La BoJ adapte sa stratégie obligataire

La Banque du Japon (BoJ) a inauguré ce matin la longue série de réunions de politique monétaire prévues cette semaine. Viendront ensuite, entre autres, les banques centrales des États-Unis, du Royaume-Uni, de la Suède, de la Norvège et de la Suisse. Tokyo n'a pas touché à son taux directeur, qui reste provisoirement à 0,5 %. Pour le marché, cela pourrait rester comme cela tout au long de 2025. Nous pensons néanmoins qu'il sous-estime la BoJ (et qu'il surestime le thème du commerce). En ce qui concerne la réunion d’aujourd’hui, la décision de taux était toutefois secondaire.

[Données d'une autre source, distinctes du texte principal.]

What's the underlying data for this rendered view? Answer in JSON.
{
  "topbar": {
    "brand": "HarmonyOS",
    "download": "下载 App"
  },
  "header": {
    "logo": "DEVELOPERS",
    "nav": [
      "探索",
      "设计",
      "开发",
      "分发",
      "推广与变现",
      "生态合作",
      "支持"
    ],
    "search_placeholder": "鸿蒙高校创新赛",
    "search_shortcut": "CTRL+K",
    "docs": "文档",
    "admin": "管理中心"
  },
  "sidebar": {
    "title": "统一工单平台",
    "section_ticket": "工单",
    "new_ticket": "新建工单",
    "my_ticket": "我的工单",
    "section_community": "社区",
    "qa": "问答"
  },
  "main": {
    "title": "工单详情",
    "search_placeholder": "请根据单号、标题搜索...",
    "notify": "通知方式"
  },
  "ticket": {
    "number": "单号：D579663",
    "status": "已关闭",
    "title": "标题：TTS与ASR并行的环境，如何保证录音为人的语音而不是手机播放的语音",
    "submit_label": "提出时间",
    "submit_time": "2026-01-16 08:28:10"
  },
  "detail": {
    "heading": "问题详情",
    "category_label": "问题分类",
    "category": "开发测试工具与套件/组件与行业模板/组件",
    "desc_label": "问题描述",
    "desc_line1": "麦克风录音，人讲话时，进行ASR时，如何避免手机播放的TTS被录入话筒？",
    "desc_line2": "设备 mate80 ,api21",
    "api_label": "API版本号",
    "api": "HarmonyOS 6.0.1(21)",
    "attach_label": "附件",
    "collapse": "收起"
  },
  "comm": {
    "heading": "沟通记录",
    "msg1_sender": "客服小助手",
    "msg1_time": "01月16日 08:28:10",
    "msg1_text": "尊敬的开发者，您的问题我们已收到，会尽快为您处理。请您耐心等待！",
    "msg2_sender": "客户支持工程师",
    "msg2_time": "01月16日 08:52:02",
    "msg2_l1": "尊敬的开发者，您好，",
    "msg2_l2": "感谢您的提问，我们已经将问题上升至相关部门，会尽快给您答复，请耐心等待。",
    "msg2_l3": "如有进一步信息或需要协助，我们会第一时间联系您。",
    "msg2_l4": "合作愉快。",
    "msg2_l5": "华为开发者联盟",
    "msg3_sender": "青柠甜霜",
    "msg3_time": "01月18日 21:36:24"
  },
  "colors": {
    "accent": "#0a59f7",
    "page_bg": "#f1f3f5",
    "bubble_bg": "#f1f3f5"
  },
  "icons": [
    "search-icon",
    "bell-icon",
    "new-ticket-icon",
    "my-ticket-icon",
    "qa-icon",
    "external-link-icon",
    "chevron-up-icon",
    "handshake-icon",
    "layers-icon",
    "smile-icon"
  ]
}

Ce matin, le thème principal était la stratégie concernant les achats d'obligations. Tout comme la BCE et la Fed, la BoJ a acheté d’énormes quantités d’emprunts d’État pendant des années. Cela a permis d'ancrer le taux à long terme (10 ans) aux alentours de zéro. Au plus haut du programme (2023, 580 000 milliards de yens), la BoJ détenait l’équivalent de plus de 100 % du PIB, soit trois fois plus que la BCE et la Fed. La pandémie et la flambée de l’inflation ont contraint la BoJ à changer de cap. Elle a ainsi mis fin aux taux négatifs en mars 2024 et elle a commencé à diminuer le montant de ses achats mensuels à partir du mois d’août de cette année. L’objectif est, comme l’a confirmé hier la BoJ, de réduire le montant des titres en sa possession de 400 milliards de yens par trimestre, pour passer de 5 700 milliards de yens (environ 35 milliards d'euros aux cours actuels) à 2 900 milliards de yens en janvier-mars 2026.
Le retrait de la Banque du Japon du marché obligataire ne se fait pas sans heurt. Il ne pouvait en être autrement après des années de présence active qui a supprimé pratiquement toute incitation économique : il n'était plus question de primes de risque et le gouvernement a emprunté à tour de bras. Emprunter de l’argent ne coûtait pratiquement rien, car la BoJ finançait de facto le déficit public. Conséquence : un taux d’endettement de 260 % du PIB. Mais qui va combler le vide laissé par la banque centrale ? L’appétit des investisseurs nationaux, comme les fonds de pension, est actuellement insuffisant. Restent donc les investisseurs étrangers, qui sont généralement plus difficiles à convaincre. La combinaison de ces facteurs a récemment poussé les taux d’intérêt à long terme japonais à des plafonds (records). L’ancre auquel s'amarrait autrefois l'environnement mondial de taux bas a disparu.
La BoJ s’en est fortement inquiétée. Elle ne veut pas nécessairement reprendre le contrôle total, mais elle ne veut pas non plus que la situation dérape. Les conséquences d'un tel dérapage se feraient d’ailleurs fortement sentir bien au-delà des frontières du Japon et, dans un premier temps, aux États-Unis. C’est la raison pour laquelle la banque va diminuer de moitié la cadence de la réduction des achats à partir d’avril de l’année prochaine, à 200 milliards de yens par trimestre. En janvier-mars 2027, le rythme mensuel s’élèvera normalement encore à 2 100 milliards de yens. Une mesure pour faire passer la pilule. Les taux japonais ont d'ores et déjà grimpé de quelques points de base.
La situation au Japon pousse à la réflexion. Il est étonnant que la simple réduction des achats déclenche déjà une telle réaction sur le marché. La BCE, par exemple, n’achète plus rien depuis déjà un certain temps. Aux États-Unis, le portefeuille obligataire se contracte à un rythme relativement rapide, alors qu'au Royaume-Uni, la BoE vend activement des obligations en plus de celles qui arrivent à échéance. Dans les cercles du pouvoir, le malaise grandit. Mais au lieu de s’attaquer à la cause (réduire le déficit), le Japon lutte contre les symptômes (moins d’émissions d’obligations à longue échéance).
L'adaptation de la stratégie obligataire de la BoJ n’a pas vraiment influencé les taux japonais à long terme (30 ans, graphique hebdomadaire).